This summer is so busy for the Mexico national team it's hard to keep everything straight. Saturday begins a whirlwind of a minimum of a dozen matches between now and the end of July, with that number likely to increase by at least two or three should El Tri progress in the Confederations Cup and/or the Gold Cup (which they will).
Ahead of the opening friendly in Los Angeles against Croatia, Mexico coach Juan Carlos Osorio has plenty of decisions to make, none of which is more important than what exactly to do about his players' fitness.
There's little doubt the coach has a plan, and plenty of doubt about what exactly that plan is. Osorio is a coach so concerned about how the body responds to various factors that in March, he moved training for a home World Cup qualifier to Cuernavaca – nearly two hours away from Mexico City – to ease his majority Europe-based squad into the high-altitude situation. The team is stopping over in Denver to train after Saturday's friendly in L.A. on the way to the New York City area for the second friendly ahead of June's World Cup qualification matches.
"The physical demands have been exacting since Monday, we've talked about it with some of the guys," Osorio said. "They've been feeling it, but everyone understands that at the end we're going to benefit from it and we believe that we'll have a good match with the preparation in the altitude."
Osorio also claimed the team is still looking to get a result against Croatia, saying he's going to put out a group that gives Mexico "every chance to win." That always is Osorio's first stated goal — to win games. To be fair to the coach, he's done pretty well in achieving that goal, with a 15-1-3 record since taking the helm. But it will be as easy to forget about a loss to Croatia in Saturday's friendly as it's been difficult to forget about last summer's defeat to Chile. What will matter is how the team comes out of these friendly matches.
it's not even as simple as the old, "Well, you want everyone to come out of this friendly without an injury." Sure, that's true, but exactly how Mexico achieves that will be tough.

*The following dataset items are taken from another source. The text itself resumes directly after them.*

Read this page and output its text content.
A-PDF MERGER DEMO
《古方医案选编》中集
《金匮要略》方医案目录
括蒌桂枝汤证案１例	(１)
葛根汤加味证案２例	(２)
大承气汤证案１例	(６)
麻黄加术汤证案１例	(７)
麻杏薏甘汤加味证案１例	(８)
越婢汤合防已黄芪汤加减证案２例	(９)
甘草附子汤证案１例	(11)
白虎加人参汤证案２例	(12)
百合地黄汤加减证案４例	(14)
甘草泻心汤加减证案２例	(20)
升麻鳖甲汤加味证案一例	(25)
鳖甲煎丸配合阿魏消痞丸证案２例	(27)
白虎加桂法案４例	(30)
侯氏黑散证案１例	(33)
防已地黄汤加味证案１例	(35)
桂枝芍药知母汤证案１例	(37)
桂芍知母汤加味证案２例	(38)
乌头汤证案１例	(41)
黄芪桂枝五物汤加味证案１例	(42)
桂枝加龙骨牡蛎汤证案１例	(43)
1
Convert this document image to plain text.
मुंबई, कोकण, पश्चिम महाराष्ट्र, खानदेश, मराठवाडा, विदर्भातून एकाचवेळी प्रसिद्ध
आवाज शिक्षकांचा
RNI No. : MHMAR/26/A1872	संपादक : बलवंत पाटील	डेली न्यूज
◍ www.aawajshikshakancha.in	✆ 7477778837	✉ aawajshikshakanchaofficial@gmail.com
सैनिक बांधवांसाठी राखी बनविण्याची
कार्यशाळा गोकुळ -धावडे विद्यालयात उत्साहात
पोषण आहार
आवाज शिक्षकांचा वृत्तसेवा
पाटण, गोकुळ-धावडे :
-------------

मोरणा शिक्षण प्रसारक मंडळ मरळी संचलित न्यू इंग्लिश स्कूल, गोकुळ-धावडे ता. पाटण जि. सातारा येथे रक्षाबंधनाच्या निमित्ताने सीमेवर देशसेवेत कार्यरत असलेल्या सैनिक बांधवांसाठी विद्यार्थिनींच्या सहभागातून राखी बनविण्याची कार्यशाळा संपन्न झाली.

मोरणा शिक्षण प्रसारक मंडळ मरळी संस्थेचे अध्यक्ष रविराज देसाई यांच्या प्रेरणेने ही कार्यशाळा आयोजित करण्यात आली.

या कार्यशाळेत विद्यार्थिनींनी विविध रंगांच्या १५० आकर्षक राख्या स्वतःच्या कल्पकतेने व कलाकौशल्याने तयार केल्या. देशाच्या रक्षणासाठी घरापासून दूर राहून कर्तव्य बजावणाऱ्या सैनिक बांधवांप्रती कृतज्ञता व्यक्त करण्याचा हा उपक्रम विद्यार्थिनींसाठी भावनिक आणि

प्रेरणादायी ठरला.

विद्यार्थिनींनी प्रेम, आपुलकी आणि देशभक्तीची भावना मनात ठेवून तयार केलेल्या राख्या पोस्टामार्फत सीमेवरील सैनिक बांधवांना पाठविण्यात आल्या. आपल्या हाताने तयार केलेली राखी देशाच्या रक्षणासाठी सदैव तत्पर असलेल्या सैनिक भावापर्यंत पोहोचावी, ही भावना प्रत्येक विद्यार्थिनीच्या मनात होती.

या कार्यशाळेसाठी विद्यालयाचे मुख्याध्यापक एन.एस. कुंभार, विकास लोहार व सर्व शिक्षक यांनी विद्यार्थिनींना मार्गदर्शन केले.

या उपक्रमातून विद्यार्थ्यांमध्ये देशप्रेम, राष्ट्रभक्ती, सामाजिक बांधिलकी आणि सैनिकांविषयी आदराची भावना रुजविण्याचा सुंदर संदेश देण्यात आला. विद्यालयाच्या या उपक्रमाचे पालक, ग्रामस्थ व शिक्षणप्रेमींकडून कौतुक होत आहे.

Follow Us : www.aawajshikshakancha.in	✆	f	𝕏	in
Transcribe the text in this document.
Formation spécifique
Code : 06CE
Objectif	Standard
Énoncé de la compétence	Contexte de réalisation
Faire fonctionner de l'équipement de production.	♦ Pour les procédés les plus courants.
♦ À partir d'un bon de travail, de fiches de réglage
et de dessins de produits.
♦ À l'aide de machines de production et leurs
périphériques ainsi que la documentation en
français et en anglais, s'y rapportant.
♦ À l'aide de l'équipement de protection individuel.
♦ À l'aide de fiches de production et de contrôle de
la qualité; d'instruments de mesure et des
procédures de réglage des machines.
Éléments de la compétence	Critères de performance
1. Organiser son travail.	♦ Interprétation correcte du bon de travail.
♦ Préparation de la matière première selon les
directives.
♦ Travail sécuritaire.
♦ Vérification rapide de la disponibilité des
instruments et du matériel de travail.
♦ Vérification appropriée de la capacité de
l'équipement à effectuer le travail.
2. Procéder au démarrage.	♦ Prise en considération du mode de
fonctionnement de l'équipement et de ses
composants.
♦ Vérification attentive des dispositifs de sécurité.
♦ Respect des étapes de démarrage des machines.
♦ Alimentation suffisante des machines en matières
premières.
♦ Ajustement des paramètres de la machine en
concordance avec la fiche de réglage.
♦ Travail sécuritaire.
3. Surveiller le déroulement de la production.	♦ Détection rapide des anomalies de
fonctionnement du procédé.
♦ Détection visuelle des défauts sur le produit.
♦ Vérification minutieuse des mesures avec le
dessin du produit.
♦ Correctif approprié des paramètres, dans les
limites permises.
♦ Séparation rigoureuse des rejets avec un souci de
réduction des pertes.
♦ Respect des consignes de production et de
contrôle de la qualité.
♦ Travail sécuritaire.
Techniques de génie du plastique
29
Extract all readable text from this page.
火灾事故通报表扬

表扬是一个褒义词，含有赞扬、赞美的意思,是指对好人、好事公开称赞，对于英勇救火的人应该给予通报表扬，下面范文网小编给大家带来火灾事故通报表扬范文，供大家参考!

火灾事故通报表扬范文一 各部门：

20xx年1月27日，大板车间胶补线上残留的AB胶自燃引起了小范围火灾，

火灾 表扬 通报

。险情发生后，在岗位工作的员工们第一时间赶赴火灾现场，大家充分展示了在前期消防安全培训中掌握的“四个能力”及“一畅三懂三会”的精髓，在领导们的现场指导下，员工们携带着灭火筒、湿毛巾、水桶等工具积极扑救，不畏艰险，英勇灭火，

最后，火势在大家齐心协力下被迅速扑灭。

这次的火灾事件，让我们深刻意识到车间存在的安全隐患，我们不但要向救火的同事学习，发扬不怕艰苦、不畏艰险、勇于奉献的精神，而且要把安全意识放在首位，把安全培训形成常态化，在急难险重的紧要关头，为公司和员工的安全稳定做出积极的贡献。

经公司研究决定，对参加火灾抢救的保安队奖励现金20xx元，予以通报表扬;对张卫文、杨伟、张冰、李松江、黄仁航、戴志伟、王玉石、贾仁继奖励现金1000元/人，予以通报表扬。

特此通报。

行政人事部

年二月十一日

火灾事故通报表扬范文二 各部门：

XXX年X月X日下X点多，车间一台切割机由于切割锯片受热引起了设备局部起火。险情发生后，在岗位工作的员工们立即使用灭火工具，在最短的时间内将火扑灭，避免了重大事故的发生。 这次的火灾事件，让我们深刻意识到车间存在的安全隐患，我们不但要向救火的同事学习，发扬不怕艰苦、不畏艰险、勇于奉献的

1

Osorio has a group of Europe-based players in a range of situations. Some, like Hector Moreno, Andres Guardado and Carlos Vela are coming off long campaigns with lots of minutes. Others, like Carlos Salcedo, Diego Reyes and even Javier "Chicharito" Hernandez saw their time limited with their clubs.
Then there are the domestic-based players, some of whom played as recently as last week and others who have been in the offseason for weeks. Some are still with their clubs, with Chivas and Tigres playing the second leg of the final Sunday and LA Galaxy forward Giovani dos Santos continuing the regular season.
"As has always been our practice during our time here, we're going to take advantage of these two preparation matches to give an opportunity to the players who are on the way to strengthening themselves in the national team," Osorio said. "We're basically going to mix (the groups) together in the best way, keeping in mind that the two games are ahead of two qualifiers, which for us continue to be the most important."
The Colombian coach could use this first match to rest some of his European players and give opportunities to players like Pachuca midfielders Jorge "Burrito" Hernandez and Erick Gutierrez, who have yet to see regular time with the national team. His words hint at that, but even so with only 22 players available he's going to have to use some players who have just arrived from Europe.
Finding the right balance and making sure neither fatigue nor the sapping effects of altitude will be a high-wire act for Osorio and his staff during the next two weeks. It would be very easy to get it wrong and have players suffer injuries or simply be out of gas when they need to have a full tank in the qualifier against the United States or in the Confederations Cup matches in Russia. The first step comes Saturday, and the coach will be watching closely to make sure his players are at their best when it really matters later this summer.